Play Framework becoming unresponsive? (Possibly me

2019-07-17 02:49发布

问题:

We got a Play 1.2.5 application and we've had some problems with the application becoming unresponsive.

After setting proper memory settings for the application the problem hasn't reoccurred (a couple of days ATM) but I'd like to get idea of the actual reason and if there's some way to see it in the logs.

In our setup, we got

  • Play 1.2.5 application running on AWS (Ubuntu 12.04)
  • MySQL RDS database
  • Apache server working as a proxy (handling SSL etc).

This has happened for various calls but I have an example of monitoring healthcheck with simple renderText-implementation (just 200 & "OK"). We've had these "every now and then". Application has returned responsive without booting.

Apache access log had:

  (IP addr) - - [01/Mar/2013:09:31:16 +0200] "GET /monitor/healthcheck HTTP/1.1" 502 4305 "-" "NING/1.0"

Apache error log had:

  [Fri Mar 01 09:36:16 2013] [error] [client (IP addr)] (70007)The timeout specified has expired: proxy: error reading status line from remote server localhost:8080
  [Fri Mar 01 09:36:16 2013] [error] [client (IP addr)] proxy: Error reading from remote server returned by /monitor/healthcheck

(Apache has 300s=5m proxy timeout length)

Play logs haven't had anything there (we got request URL logging at the controller so at least the request hasn't found it's way up there OR the logging has had problems)

The first thought is running out of threads. This seems pretty unlikely to me, since:

  • We are under development -> pretty low traffic
    • This has occurred also in cases that the logs don't have previous traffic for a couple of hours
  • We got 10 threads (play.pool=10)
  • We don't have async WS calls used (those seem to be somewhat buggy with Play 1.2.X)
  • No calls blocking for long time
  • With random testing after variuos usage there doesnt seem to be threads hanging (examined with jstack everything seems to be ~OK)

(Maybe related, maybe not) : One time we checked jstack so that it didn't respond for a cacll:

$ jstack 7842
7842: Unable to open socket file: target process not responding or HotSpot VM not loaded
The -F option can be used when the target process is not responding

However, before trying -F we tried again and got a proper response so if the JVM was in some unresponsive state, it made it OK pretty soon.

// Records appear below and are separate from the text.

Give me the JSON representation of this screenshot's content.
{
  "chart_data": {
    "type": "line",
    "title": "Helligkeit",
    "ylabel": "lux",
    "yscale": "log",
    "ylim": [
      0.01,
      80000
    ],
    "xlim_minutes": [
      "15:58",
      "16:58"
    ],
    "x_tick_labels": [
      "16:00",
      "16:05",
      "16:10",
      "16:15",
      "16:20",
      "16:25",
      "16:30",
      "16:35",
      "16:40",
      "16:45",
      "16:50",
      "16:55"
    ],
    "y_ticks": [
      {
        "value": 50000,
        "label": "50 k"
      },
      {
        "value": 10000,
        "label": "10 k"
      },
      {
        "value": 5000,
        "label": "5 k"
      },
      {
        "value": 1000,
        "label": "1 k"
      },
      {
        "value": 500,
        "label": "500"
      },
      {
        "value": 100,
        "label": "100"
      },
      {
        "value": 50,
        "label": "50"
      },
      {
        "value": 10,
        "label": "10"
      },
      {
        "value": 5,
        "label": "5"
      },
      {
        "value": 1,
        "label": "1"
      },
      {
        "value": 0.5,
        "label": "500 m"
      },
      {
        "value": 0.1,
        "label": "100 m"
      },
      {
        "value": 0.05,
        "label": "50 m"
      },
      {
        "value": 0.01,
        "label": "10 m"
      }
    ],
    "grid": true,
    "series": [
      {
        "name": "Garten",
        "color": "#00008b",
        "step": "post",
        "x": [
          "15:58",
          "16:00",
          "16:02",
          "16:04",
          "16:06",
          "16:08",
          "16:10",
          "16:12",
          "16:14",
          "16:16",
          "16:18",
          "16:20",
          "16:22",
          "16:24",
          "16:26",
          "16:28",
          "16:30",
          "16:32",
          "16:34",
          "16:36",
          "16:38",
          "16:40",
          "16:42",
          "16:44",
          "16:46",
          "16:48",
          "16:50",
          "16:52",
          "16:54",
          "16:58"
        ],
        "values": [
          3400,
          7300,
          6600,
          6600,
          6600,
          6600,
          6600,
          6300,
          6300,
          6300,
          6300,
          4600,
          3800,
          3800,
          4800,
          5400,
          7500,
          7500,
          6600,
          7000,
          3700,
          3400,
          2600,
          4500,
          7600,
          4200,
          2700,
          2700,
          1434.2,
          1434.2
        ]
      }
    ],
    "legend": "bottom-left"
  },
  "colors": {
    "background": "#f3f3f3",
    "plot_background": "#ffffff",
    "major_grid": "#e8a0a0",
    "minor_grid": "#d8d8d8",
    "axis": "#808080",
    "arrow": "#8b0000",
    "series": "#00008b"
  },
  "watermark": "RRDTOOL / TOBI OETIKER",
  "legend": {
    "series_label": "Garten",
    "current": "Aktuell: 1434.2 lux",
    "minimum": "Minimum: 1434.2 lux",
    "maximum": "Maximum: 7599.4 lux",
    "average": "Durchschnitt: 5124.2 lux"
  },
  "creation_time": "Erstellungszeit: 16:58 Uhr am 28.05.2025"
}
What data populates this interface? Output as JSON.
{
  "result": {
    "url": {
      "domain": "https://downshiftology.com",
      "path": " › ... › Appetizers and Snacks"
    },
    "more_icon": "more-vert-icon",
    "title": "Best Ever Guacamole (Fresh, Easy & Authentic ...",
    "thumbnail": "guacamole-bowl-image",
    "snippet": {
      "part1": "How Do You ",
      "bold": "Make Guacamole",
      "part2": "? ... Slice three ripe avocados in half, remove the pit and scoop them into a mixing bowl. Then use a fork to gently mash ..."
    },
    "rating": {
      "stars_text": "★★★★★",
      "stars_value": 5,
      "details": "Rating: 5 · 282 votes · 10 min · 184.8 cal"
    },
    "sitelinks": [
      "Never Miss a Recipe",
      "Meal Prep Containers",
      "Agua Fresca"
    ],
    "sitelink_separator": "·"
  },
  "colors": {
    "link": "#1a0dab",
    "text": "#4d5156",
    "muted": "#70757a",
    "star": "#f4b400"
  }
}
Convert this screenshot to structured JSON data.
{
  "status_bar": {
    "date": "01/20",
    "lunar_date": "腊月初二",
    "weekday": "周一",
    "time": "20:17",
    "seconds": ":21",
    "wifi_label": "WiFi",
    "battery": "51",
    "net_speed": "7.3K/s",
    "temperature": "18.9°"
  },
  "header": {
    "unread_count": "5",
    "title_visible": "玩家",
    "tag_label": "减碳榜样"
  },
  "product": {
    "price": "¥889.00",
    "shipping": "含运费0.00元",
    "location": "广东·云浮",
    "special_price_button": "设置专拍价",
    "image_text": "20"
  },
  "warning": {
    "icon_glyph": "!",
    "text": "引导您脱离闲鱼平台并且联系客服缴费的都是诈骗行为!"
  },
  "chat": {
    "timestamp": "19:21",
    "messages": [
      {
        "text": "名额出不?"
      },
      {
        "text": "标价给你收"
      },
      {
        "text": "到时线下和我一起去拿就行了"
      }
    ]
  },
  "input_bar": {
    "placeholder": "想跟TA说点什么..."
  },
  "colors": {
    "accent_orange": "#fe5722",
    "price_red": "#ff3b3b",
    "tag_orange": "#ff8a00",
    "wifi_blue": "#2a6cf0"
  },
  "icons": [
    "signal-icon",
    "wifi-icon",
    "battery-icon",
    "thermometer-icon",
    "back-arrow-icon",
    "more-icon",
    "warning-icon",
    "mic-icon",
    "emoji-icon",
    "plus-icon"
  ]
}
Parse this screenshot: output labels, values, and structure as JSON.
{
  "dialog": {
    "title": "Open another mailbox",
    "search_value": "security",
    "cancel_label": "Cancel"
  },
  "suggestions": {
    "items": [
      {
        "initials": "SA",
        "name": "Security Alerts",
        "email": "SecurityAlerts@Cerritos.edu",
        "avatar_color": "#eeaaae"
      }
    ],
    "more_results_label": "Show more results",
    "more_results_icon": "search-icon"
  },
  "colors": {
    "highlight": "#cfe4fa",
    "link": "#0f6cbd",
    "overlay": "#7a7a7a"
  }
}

With some assistance, we set up proper memory settings and since that (last Friday 2013-03-01) we haven't had this problem.

jvm.memory=-Xms64m -Xmx512m -XX:PermSize=64m -XX:MaxPermSize=256m

However, we didn't have any memory issues printed in the log. I'm still a bit worried since I don't have a clue about the actual reason, so:

  • What might be the cause
    • Some memory issue, why not found in logs?
    • Some (nondeterministic) thing that would leave threads blocked for long time
  • Is there some way to see the cause in logs if this happens again?
    • Some settings needed to get memory issues in the log?

UPDATE : Seems to probably be issue with MySQL connection testing hanging. Created another more focused question and will try to remember to update this also after the issue is solved.

回答1:

The reason was that TCP connections to RDS MySQL went stale every now and then -> the c3p0 connection pooler admin threads were all stuck doing connection testing -> Play request threads ended up waiting at JPAPlugin.beforeInvocation to get a DB connection.

See the more focused question Connection hanging occasionally with Amazon RDS MySQL & Play Framework 1.2.5 (c3p0 default settings) more more details.